Christmas week will be spent with my family, for the first time EVER. Dad has renovated the whole house to embrace his nomadic tribe who are flocking en masse from all corners of the globe to take full advantage of free grub and booze which makes up for the minor irritations of his prissy rules of having to remove our shoes each time we dare to walk on his off-white chenille rugs, being forced to consume alcohol 24/7 without respite, and play charades). The teens have been trained all year in how not to shovel food in their gobs, how to use a knife and fork properly, how not to sneak ‘like’ five times into every sentence, and they have been reminded to employ the words ‘please’ and ‘thank you’ appropriately, and on NO ACCOUNT use the F word, no matter how excited or anxious they become. Above all, they must pretend to share some form of sibling bond, nurtured (obviously), by our perfect parenting skills.
I have specifically requested that the ADHDer not express the first thing that comes into his head, but to think first, (especially if it pertains to something Grandad does not need to know about our home life or his appearance); and that he bore the pants off instruct all my relatives in the finer mechanics of the modern guitar, rather than us, for a change.
My whole family will be there…….judging our parenting. Hence the old man will no doubt be on the defensive so I will have to make sure that he is adequately plyed with enough whisky to gag him. I give it 48 hours before we have re-booked Le Shuttle and are traversing the French countryside, hotfooting it back to the UK and the safety comfort zone of his sane family.
And then we head onwards to Surrey, where we used to live, to old friends who would have forgotten about us if not for my poignant reminders on Facebook. To friends who have rightfully moved on socially since we left, but who haven’t had the heart to de-friend me and have a vague interest, no doubt, in seeing if the madness of our migration during mid-life crisis worked out for us.

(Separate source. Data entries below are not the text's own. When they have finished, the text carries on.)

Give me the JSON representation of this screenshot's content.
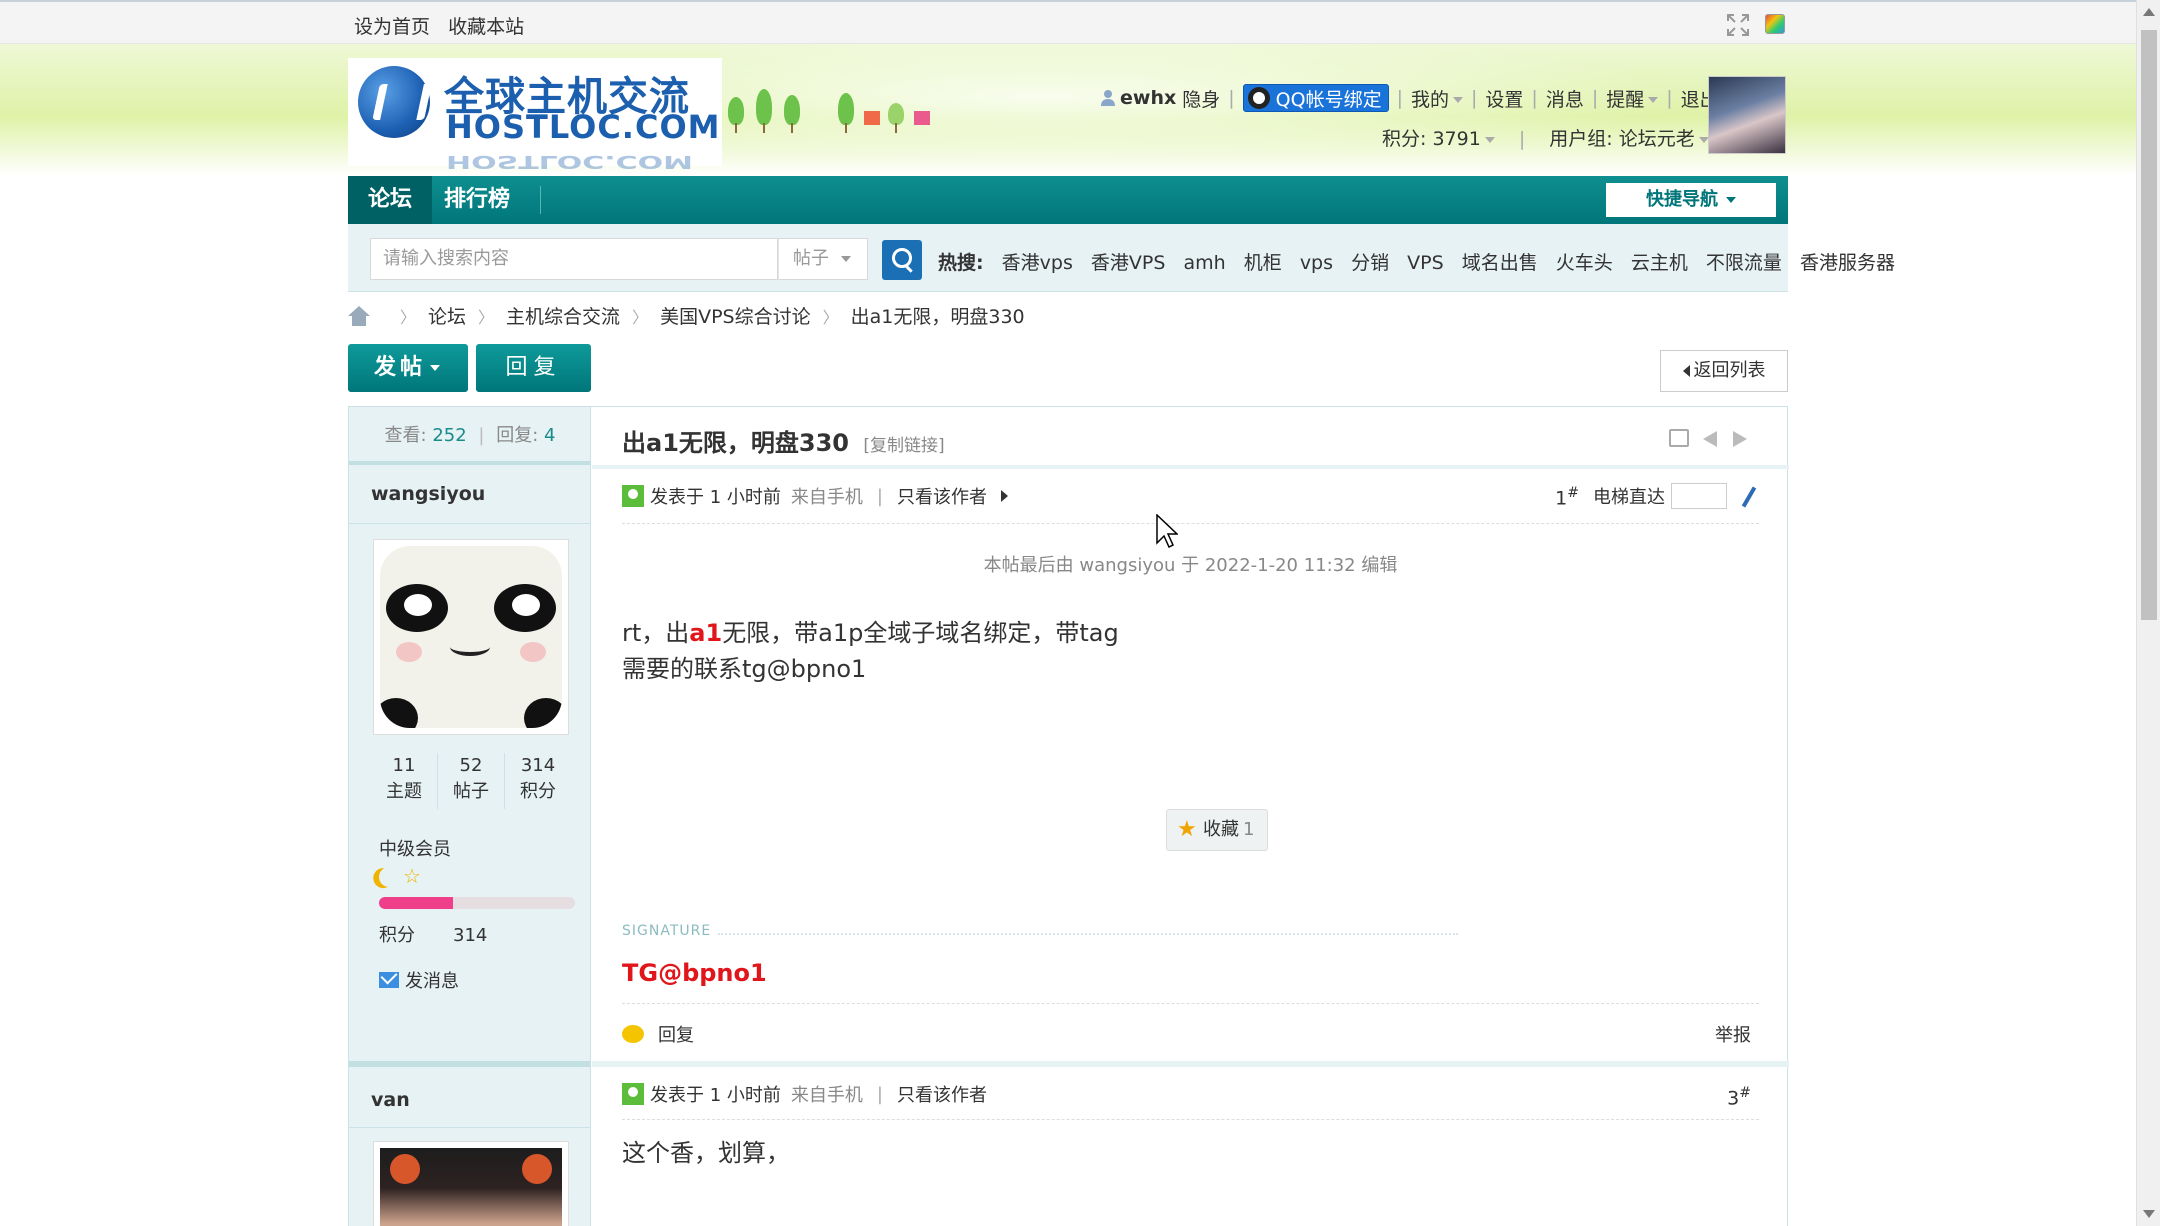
{
  "topbar": {
    "set_home": "设为首页",
    "bookmark": "收藏本站"
  },
  "logo": {
    "cn": "全球主机交流",
    "en": "HOSTLOC.COM"
  },
  "user": {
    "name": "ewhx",
    "invisible": "隐身",
    "qq_bind": "QQ帐号绑定",
    "mine": "我的",
    "settings": "设置",
    "messages": "消息",
    "reminders": "提醒",
    "logout": "退出",
    "credits": "积分: 3791",
    "group": "用户组: 论坛元老"
  },
  "nav": {
    "forum": "论坛",
    "ranking": "排行榜",
    "quick_nav": "快捷导航"
  },
  "search": {
    "placeholder": "请输入搜索内容",
    "type": "帖子",
    "hot_label": "热搜:",
    "hot": [
      "香港vps",
      "香港VPS",
      "amh",
      "机柜",
      "vps",
      "分销",
      "VPS",
      "域名出售",
      "火车头",
      "云主机",
      "不限流量",
      "香港服务器"
    ]
  },
  "breadcrumb": [
    "论坛",
    "主机综合交流",
    "美国VPS综合讨论",
    "出a1无限，明盘330"
  ],
  "actions": {
    "post": "发帖",
    "reply": "回复",
    "back": "返回列表"
  },
  "thread": {
    "views_label": "查看:",
    "views": "252",
    "replies_label": "回复:",
    "replies": "4",
    "title": "出a1无限，明盘330",
    "copy_link": "[复制链接]"
  },
  "posts": [
    {
      "author": "wangsiyou",
      "stats": [
        {
          "value": "11",
          "label": "主题"
        },
        {
          "value": "52",
          "label": "帖子"
        },
        {
          "value": "314",
          "label": "积分"
        }
      ],
      "level": "中级会员",
      "level_progress": 0.38,
      "credit_label": "积分",
      "credit": "314",
      "send_msg": "发消息",
      "posted": "发表于 1 小时前",
      "via": "来自手机",
      "only_author": "只看该作者",
      "floor": "1",
      "elevator": "电梯直达",
      "edit_note": "本帖最后由 wangsiyou 于 2022-1-20 11:32 编辑",
      "body_pre": "rt，出",
      "body_red": "a1",
      "body_post": "无限，带a1p全域子域名绑定，带tag",
      "body_line2": "需要的联系tg@bpno1",
      "fav_label": "收藏",
      "fav_count": "1",
      "sig_label": "SIGNATURE",
      "signature": "TG@bpno1",
      "reply": "回复",
      "report": "举报"
    },
    {
      "author": "van",
      "posted": "发表于 1 小时前",
      "via": "来自手机",
      "only_author": "只看该作者",
      "floor": "3",
      "body": "这个香，划算，"
    }
  ],
  "colors": {
    "nav_bg": "#00767a",
    "accent_red": "#e0161b",
    "link_teal": "#1a8a8a",
    "side_bg": "#e7f2f4"
  }
}
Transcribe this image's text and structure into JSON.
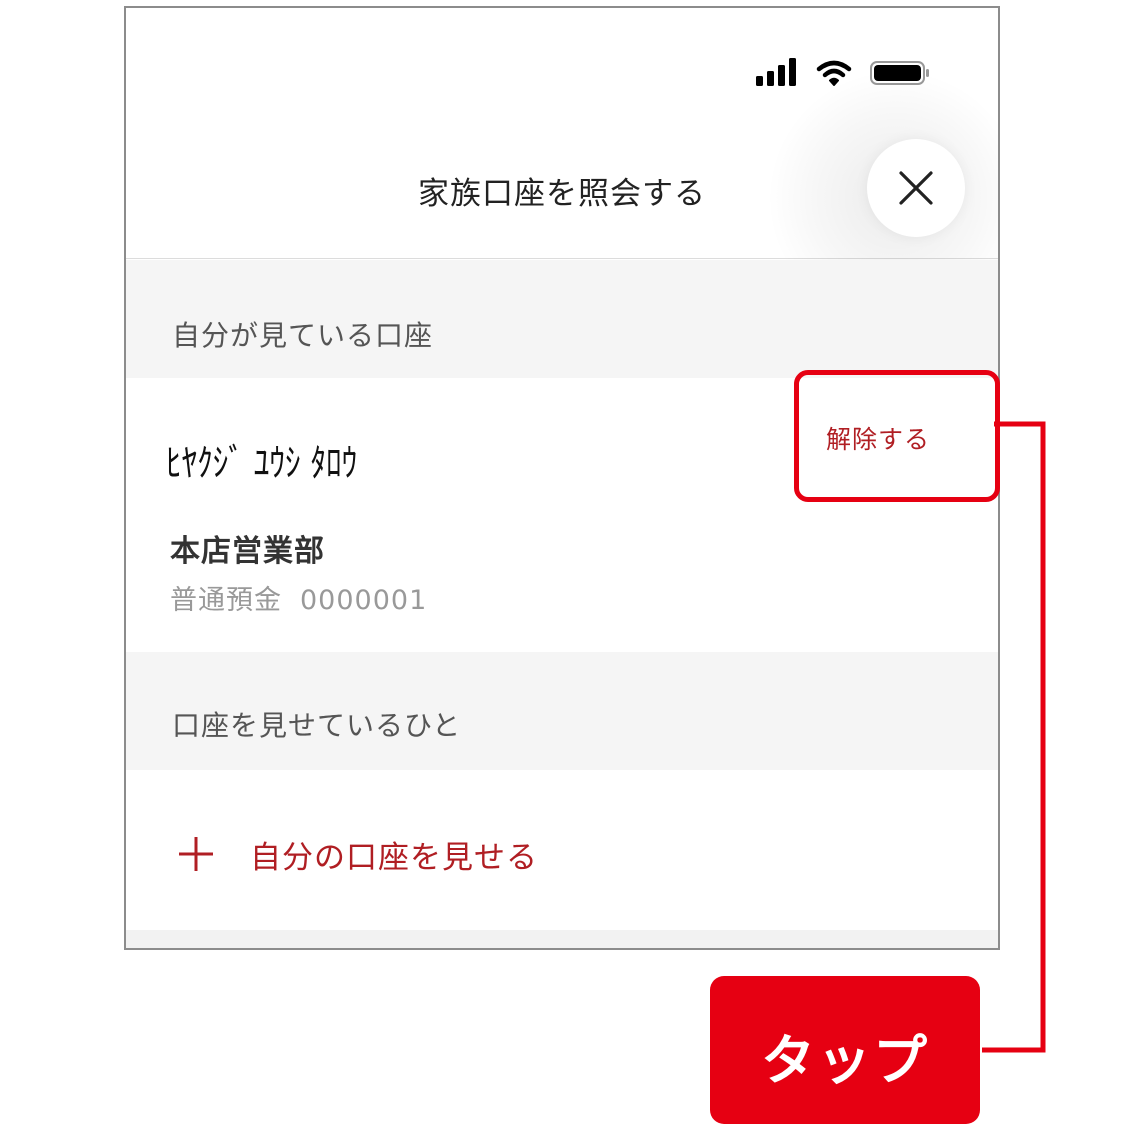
{
  "status_bar": {
    "icons": [
      "signal-icon",
      "wifi-icon",
      "battery-icon"
    ]
  },
  "header": {
    "title": "家族口座を照会する",
    "close_icon": "close-icon"
  },
  "viewing_section": {
    "label": "自分が見ている口座",
    "account": {
      "holder_name": "ﾋﾔｸｼﾞ ﾕｳｼ ﾀﾛｳ",
      "release_label": "解除する",
      "branch": "本店営業部",
      "type": "普通預金",
      "number": "0000001"
    }
  },
  "sharing_section": {
    "label": "口座を見せているひと",
    "add_label": "自分の口座を見せる",
    "add_icon": "plus-icon"
  },
  "annotation": {
    "tap_label": "タップ",
    "color": "#e60012"
  },
  "colors": {
    "accent": "#b01e23",
    "section_bg": "#f5f5f5",
    "annotation": "#e60012"
  }
}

And we will both amaze and horrify them with the tale of our next new venture, of being on the move again,(the consummate explorers that we are), and they will nod excitedly while secretly thinking that we are barking mad.
Which maybe we are.
For some find comfort and reassurance through a sense of belonging while others are energised by change.
January brings that move, those changes, another fork in the road of life. The excitement is in the not knowing whether it will work out, but not being afraid to try it nevertheless.
There’s no right way to live your life; you simply have to live it. ’To explore strange new worlds, to seek out new life and new civilizations, to boldly go where no man has gone before’.
The final frontier….maybe.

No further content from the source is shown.